The lifeboat party is going great guns. The mop-haired Inspiral one is lapping up the seaweed punch, while Alison out of Yazoo is playing pin-the-tail on a haddock. But there’s a catch: the lifeboat is only built to hold four music acts. Unless you jettison an act, the boat will capsize. You’ll be underwater with plankton munching your undie elastic. Unless it’s no-pants Tuesday, in which case the plankton are in for a real treat. Let’s not get caught up on the plankton; there isn’t time. Who do you chuck overboard? Which music act should become juke box jetsam? More importantly, who is worth saving?
Let’s take each act in turn. You could dump Depeche Mode. The pretty-boy popsters just could not get enough, and they fell into a swamp of drug-drizzled electro-gothism. If I had a mother, which I don’t because I was manufactured from bits of old typewriters, she’d warn me against them. “That Gahan lad will nibble your pants,” says mother, who often confuses pop stars with plankton.
Or how about ditching the Inspiral Carpets? Like all old carpets, this Madchester band is well-trodden, whiffs of the past and often gets piddled on by cats. Their greatest contribution to popular culture was the ‘8:15 From Manchester’ theme tune, a TV programme so dull, it was named after a search result on TheTrainline.com.
You might want to shunt Moby into the mighty swell. The problem with Moby is fire: he thinks it’s an animal.
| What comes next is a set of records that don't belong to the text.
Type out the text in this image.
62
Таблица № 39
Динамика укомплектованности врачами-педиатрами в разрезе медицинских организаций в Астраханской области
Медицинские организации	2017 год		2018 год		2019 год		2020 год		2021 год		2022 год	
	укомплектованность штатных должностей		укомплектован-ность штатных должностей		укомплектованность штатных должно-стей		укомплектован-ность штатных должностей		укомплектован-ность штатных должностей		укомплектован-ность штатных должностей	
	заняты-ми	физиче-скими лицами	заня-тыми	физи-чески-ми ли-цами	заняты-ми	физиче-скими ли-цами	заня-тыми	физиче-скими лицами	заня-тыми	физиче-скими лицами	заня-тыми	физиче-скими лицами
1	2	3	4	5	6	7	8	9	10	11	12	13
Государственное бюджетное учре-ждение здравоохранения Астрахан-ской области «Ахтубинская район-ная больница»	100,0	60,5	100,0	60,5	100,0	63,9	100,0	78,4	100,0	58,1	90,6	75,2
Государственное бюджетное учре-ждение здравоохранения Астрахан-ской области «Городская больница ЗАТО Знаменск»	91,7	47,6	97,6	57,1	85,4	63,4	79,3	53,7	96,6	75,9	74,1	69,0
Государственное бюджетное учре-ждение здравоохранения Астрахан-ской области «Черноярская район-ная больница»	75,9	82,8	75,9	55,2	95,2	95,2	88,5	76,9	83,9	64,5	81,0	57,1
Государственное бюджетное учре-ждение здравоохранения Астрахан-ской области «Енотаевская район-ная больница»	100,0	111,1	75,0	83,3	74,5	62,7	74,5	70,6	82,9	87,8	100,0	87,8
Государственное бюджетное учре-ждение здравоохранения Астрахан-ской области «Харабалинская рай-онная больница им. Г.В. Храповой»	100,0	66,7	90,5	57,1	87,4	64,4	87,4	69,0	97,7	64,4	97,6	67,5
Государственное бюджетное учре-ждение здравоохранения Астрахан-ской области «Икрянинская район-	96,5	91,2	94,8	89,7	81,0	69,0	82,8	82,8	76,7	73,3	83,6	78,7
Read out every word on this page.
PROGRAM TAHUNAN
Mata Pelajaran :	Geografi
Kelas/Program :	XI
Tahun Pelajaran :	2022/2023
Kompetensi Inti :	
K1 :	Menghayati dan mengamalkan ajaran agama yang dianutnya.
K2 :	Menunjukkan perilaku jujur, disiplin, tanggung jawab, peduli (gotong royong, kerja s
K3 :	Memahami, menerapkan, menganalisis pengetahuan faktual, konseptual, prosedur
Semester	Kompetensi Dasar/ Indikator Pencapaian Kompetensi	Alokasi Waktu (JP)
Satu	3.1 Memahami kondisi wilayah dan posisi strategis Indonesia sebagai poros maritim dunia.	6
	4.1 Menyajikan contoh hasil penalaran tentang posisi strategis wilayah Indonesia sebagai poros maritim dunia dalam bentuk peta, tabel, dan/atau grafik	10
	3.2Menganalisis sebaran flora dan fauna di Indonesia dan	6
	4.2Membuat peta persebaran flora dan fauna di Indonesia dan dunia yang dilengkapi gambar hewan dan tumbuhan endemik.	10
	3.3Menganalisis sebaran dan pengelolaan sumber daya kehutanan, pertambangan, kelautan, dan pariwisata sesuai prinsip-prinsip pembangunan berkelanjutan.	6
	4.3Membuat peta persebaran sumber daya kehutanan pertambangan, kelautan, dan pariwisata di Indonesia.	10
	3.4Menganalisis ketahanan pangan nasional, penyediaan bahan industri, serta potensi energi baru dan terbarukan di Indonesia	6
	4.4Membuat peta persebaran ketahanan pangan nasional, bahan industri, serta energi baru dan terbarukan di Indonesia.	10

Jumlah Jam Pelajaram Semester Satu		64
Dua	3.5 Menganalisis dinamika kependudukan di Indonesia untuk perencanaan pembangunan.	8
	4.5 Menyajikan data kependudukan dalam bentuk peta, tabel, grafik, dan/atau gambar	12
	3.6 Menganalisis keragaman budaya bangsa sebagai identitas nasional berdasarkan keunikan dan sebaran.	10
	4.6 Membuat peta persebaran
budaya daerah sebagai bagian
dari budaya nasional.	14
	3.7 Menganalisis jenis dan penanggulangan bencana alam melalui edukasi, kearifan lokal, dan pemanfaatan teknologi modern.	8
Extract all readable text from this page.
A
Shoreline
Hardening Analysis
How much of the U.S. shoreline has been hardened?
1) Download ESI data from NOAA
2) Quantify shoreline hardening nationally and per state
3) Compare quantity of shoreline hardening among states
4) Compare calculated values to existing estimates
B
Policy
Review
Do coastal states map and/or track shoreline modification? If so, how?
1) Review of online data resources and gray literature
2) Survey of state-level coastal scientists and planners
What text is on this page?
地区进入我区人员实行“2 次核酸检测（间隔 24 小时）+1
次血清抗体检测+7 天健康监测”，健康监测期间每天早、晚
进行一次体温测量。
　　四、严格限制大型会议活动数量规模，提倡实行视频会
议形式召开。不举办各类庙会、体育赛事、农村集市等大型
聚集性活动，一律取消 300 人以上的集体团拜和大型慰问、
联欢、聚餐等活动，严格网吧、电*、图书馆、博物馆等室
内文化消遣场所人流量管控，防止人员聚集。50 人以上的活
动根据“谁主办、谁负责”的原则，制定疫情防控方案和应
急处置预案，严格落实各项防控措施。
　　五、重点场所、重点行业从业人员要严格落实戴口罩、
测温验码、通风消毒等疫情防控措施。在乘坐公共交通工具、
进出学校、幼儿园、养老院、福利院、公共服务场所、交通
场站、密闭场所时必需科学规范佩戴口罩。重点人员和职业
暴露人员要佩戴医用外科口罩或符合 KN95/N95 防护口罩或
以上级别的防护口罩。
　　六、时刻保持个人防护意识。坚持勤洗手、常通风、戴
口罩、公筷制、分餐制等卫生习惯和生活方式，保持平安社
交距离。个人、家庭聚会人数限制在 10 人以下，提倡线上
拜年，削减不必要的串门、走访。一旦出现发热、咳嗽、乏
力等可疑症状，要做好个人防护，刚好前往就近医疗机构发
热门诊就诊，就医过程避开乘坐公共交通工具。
When passing a dumpster blaze, Moby will stroke the flames and say, “Who’s a good boy then”. He feeds dog biscuits to candles. Moby thinks we shouldn’t eat fire for ethical reasons, and won’t be happy until all known humanity is set upon by a Zippo.
Maybe Erasure deserves a dunk in the damp. No other duo is as environmentally disastrous, with the exception of Robson & Jerome who famously leaked methane. Erasure painted a desert blue just to match their song lyrics. Andy Bell’s stage Speedos reflect so much light, they cause more global warming than a tract of farting bovines. Or perhaps the act to throw overboard should be Yazoo because, er, they’re named after a chocolate drink or something. I dunno.
Water is gushing into the lifeboat faster than the drivel spewing from Kanye West’s mouth. Quick! Which one will you ditch? (1) Is being an electro-goth a crime? (2) Maybe carpets are a good thing. (3) Is baby fire a mammal? (4) Perhaps all deserts should be painted blue. (5) Something-something about chocolate drinks, whatever.
Actually, all these musicians are brilliant. They moulded the landscape you long since drifted away from. How dare you even judge their merits based on some idiot columnist’s lies. There is only one way to lighten the lifeboat load. As you strip to your saggy Y-fronts, you wave goodbye to your pop star shipmates. You belly-flop into the water: a million plankton trill with desire. As you disappear into the deep blue depths, three Vince Clarkes watch from the edge of the lifeboat, a grateful tear tumbling down their cheeks. “Thank you,” they mouth as Clint Boon cracks open a lobster martini.